Isso aconteceu em 1697, na Inglaterra. E o analista financeiro era Daniel Defoe, o escritor que 18 anos mais tarde escreveria Robinson Crusoé. Foi o primeiro crash da história.

O primeiro. Mas com roteiro quase idêntico ao último. E ao penúltimo. E ao anti penúltimo.

A Inglaterra estava endividada até o pescoço por causa de mais uma guerra contra a França. Sem condição de honrar os títulos públicos que estavam vencendo, o governo deu um calote na dívida interna, pagando só a metade e deixando o resto para depois.

Com o calote do Estado, banqueiros quebraram.
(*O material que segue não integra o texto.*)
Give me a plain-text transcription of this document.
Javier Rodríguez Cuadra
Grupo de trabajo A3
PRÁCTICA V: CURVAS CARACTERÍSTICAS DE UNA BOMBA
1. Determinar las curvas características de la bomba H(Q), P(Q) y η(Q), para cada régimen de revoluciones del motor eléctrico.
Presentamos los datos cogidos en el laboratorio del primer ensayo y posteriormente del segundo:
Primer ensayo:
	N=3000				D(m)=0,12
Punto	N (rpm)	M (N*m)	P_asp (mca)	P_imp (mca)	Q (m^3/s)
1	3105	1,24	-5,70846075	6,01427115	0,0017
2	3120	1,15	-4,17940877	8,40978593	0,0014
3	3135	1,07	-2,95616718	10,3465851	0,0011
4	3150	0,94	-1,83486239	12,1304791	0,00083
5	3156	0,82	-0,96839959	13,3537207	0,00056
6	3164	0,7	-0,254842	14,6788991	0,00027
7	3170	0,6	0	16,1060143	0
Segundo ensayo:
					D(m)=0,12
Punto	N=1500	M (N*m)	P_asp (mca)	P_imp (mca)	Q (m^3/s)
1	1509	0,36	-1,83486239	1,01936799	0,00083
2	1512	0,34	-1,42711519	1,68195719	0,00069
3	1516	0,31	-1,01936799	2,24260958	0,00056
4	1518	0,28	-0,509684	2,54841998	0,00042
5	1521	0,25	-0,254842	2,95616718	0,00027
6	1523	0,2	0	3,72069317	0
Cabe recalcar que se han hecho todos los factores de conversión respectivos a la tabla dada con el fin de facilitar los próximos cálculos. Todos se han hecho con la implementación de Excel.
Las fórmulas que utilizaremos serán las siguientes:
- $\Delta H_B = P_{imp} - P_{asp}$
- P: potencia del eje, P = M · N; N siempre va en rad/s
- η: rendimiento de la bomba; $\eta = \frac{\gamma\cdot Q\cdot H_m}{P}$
Menos banqueiros, menos crédito na praça. Começou a faltar moeda para tocar as despesas do dia a dia. Dois terços das companhias britâncas da época entraram à beira da falência. Quem tinha ações na mão precisava convertê-las em dinheiro o mais rápido possível. Todo mundo começou a vender os papéis feito louco. E os preços foram lá para baixo.

Nisso, a maior empresa de lá, a Companhia das Índias Orientais, que lucrava trazendo seda da China e especiarias da Índia para revender na Europa, tomou aquele tombo de 80%. Mas não era só culpa do governo.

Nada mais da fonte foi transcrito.